On the other end of the spectrum, there is the de-gentrification (read: hipsterfication) of formerly fine foods, like the lobster roll in a brioche bun and caviar on, well, just about anything.
In a bid to understand where luxury truly stands today from the minds of people who actually create gastronomic dishes, I decided to ask some of Thailand’s most notable chefs about what luxury produce means to them. The answers may just surprise you. Spoiler: it’s not about the caviar.
“Anything can be luxurious,” says Arnaud Dunand-Sauthier of Le Normandie in the Mandarin Oriental Bangkok. “It just depends on the way you cook it and present it. For me, a real organic product vegetable or meat is a luxury. Of course I use lobster, caviar and truffle but actually I am also using short ribs, mackerel, sardines and mussels. French tradition is based on the best products, not the most expensive.”
“No. I don’t consider those items luxury,” Deepanker Khosla of urban-farming Haoma states. “Caviar is highly unsustainable. Truffles are overpriced mushrooms and there is an ever-growing fake industry. Luxury dining to me, in terms of produce, is making produce grown in the region and consumed in the region using high standards of sustained biodynamic and organic means of production. This is the luxury of nature, luxury of perseverance, luxury of making an effort to save our planet.”

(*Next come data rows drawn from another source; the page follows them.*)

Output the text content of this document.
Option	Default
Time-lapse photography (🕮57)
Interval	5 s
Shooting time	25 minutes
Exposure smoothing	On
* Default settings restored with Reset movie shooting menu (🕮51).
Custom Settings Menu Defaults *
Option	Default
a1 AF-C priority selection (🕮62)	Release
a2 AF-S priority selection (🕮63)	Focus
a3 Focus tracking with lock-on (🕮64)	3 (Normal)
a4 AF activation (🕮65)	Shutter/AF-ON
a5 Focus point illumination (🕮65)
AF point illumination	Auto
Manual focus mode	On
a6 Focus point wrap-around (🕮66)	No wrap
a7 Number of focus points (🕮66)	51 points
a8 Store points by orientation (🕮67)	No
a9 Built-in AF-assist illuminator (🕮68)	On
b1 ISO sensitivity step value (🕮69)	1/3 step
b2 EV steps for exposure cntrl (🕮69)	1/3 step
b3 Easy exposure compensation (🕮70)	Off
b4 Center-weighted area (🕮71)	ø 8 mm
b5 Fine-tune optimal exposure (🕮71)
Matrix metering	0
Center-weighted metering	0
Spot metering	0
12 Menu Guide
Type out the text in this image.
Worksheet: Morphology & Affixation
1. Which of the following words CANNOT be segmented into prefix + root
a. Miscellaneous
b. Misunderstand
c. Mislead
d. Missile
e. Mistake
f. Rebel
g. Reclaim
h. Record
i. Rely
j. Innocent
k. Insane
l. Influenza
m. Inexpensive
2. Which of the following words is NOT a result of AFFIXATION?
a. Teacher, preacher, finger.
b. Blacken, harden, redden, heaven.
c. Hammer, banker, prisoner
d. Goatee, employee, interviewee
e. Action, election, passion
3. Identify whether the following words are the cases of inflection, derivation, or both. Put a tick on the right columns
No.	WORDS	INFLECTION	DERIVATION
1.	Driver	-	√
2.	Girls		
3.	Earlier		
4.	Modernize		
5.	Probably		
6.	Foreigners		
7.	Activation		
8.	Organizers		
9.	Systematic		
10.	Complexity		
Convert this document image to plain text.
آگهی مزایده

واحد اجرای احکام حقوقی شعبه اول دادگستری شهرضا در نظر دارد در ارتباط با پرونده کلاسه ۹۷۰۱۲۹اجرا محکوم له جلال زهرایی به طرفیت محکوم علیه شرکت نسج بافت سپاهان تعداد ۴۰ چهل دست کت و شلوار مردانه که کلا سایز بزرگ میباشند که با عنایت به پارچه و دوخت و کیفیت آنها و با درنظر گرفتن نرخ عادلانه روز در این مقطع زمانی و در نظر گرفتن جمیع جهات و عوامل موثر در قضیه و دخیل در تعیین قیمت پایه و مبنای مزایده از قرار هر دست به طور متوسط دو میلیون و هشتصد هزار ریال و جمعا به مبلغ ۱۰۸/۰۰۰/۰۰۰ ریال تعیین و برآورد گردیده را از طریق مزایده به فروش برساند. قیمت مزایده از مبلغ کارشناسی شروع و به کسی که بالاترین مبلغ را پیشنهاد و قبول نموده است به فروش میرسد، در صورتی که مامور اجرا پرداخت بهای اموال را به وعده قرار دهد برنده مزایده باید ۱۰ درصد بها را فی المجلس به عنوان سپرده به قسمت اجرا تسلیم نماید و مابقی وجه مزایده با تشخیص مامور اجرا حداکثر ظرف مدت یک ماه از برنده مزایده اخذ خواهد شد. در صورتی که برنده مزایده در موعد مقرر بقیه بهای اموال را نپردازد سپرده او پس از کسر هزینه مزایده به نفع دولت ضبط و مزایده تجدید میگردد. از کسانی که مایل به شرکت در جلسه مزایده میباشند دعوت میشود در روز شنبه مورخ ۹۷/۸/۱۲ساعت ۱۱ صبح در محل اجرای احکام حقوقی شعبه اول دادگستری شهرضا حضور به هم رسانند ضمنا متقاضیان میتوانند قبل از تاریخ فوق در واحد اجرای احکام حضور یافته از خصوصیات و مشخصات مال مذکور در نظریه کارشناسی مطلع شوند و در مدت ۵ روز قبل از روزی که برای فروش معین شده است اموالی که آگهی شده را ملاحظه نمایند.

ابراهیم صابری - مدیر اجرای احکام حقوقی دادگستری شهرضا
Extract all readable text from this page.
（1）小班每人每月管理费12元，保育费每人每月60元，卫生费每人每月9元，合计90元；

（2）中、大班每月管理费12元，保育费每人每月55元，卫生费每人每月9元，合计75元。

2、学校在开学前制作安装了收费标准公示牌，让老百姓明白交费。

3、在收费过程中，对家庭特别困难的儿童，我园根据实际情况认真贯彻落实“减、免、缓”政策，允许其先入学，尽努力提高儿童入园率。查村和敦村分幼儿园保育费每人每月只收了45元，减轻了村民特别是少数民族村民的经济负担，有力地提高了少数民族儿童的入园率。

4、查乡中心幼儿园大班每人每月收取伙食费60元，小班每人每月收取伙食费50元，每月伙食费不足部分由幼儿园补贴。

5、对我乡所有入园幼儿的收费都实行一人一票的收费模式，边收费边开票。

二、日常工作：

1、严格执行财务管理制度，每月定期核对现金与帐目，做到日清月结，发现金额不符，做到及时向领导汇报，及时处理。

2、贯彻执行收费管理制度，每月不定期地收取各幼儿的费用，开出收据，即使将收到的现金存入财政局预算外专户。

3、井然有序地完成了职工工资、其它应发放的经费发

Jim Ophorst of PRU Restaurant in the Trisara Phuket, “There are classic chefs who prefer to use those ingredients because
it’s their style. You have other chefs who prefer to cook with simpler ingredients. For me, it is something that you can get as
fresh as possible and delivered to your place daily. It doesn’t matter if this is caviar or a carrot. We have a dish on the menu that is based on just a carrot. We grow the carrot on our own so we really can get the highest quality available.”
“There should be no produce that is better than any other,” states Jutamas ‘Som’ Theantae of the soon-to-reopen Karmakamet Conveyance. “A banana at a banana shop is as valuable as some other ingredients like caviar in a restaurant, which is categorised as a rare and luxury ingredients. Why are we going out of our way to satisfy ourselves to search for unnecessary ingredients, growing and farming unnecessary things or destroying something to get something on our table?”